Antisipasi La Nina, BMKG Gunakan Jaringan Sekolah Lapang
Redaktur: Satmoko Budi Santodo
Peristiwa La Nina telah terjadi selama ratusan tahun dan terjadi secara teratur, selama awal abad 17 dan 19. Sejak awal abad ke-20, peristiwa La Nina telah dicatat pada tahun 1903-1904, 1906-07, 1909-1911, 1916-18, 1924-25, 1928-30, 1938-39, 1942-43, 1949–51 , 1954–57, 1964-65, 1970–72, 1973–76, 1983–85, 1988–89, 1994–95, 1998–2001, 2005–06, 2007–08, 2008–09, 2010–12, 2016 , 2017–18 serta 2020.
Selama tahun-tahun La Nina, meningkatkan pembentukan siklon tropis di Samudra Pasifik bagian barat. Pada La Nina 2008, suhu permukaan laut di Asia Tenggara turun sebesar 2°C yang berdampak menyebabkan hujan lebat di Malaysia, Filipina, dan Indonesia.

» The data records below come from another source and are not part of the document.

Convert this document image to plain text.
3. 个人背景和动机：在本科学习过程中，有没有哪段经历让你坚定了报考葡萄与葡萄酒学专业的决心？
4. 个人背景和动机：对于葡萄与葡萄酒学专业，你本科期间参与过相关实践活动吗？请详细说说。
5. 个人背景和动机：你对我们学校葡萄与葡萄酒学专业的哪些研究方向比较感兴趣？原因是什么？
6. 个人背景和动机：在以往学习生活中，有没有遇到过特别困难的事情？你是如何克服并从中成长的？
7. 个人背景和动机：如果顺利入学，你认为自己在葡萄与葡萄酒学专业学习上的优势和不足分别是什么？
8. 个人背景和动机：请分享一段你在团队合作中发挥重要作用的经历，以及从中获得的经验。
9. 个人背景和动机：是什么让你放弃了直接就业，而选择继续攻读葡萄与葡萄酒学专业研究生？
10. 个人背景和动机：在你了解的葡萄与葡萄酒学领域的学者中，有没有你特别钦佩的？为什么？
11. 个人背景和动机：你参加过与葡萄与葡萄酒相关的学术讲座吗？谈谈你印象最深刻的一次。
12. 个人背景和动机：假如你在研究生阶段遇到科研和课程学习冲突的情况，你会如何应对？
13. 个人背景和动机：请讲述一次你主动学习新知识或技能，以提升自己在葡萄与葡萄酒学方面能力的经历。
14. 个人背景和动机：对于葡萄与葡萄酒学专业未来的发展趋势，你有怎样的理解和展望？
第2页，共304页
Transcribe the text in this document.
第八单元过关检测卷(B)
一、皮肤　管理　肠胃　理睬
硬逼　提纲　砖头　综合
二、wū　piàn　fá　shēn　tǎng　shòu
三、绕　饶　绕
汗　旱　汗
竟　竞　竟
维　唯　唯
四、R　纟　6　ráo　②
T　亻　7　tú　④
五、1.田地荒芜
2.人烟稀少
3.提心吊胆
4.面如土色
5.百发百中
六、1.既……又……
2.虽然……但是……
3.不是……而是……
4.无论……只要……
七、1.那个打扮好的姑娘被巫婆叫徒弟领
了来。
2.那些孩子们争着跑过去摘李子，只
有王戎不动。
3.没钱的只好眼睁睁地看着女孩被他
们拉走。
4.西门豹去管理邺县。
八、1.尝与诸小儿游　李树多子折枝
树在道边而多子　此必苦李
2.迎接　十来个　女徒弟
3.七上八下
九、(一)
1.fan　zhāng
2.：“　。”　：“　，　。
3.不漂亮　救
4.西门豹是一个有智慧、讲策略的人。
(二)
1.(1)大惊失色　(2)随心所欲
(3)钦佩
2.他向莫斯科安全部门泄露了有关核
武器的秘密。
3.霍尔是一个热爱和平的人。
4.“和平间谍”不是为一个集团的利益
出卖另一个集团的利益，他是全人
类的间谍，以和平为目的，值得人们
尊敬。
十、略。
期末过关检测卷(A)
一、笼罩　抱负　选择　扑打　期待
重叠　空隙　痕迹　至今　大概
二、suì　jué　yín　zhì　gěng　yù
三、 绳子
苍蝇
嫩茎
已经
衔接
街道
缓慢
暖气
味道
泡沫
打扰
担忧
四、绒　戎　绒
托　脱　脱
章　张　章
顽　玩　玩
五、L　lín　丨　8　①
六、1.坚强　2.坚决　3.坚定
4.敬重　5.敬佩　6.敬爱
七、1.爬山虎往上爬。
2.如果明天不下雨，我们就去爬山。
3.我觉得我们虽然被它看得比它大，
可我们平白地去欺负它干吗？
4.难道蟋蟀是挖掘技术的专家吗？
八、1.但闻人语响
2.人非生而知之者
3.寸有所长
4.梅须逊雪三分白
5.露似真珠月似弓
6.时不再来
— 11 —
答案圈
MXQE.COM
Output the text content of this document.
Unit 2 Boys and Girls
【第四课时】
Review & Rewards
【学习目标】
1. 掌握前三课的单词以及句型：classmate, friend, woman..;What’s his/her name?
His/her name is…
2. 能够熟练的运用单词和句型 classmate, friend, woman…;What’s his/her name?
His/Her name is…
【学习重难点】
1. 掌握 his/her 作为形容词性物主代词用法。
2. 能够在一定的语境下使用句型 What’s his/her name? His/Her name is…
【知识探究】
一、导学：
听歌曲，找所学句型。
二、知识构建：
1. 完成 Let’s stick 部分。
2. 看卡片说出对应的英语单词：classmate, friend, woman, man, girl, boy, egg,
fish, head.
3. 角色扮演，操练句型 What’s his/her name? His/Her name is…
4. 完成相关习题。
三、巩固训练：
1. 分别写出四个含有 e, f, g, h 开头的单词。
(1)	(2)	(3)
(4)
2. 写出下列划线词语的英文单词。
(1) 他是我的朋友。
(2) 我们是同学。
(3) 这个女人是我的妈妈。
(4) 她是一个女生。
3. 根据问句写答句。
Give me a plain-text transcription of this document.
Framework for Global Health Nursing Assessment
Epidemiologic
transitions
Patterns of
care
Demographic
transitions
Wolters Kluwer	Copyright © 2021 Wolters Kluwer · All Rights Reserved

Untuk menyikapi kondisi ini, BMKG melakukan beberapa antisipasi melalui jaringan Sekolah Lapang BMKG. Baik yang ditujukan pada nelayan maupun petani.
Kepala Bidang Informasi Iklim Terapan BMKG, Marjuki, menyebutkan, secara teknis, penanganan lahan saat musim hujan memang merupakan ranah Kementerian Pertanian.
“Kami dari BMKG akan memberikan info terkait potensi apa saja yang akan terjadi dengan adanya La Nina,” kata Marjuki saat dihubungi terpisah.
Kondisi La Nina menurutnya, akan mempercepat beberapa wilayah memasuki musim hujan dan atau akan memperpanjang lamanya musim hujan di suatu wilayah.
“Sehingga perlu diambil langkah antisipasi pada sektor pertanian dengan mempertimbangkan jenis komoditasnya,” tandasnya.
Kepala Bidang Informasi Meteorologi Maritim BMKG, Dr. Andri Ramdhani, menyatakan, La Nina berpotensi meningkatkan cuaca ekstrem di Indonesia, diantaranya adanya hujan lebat yang biasanya disertai peningkatan kecepatan angin.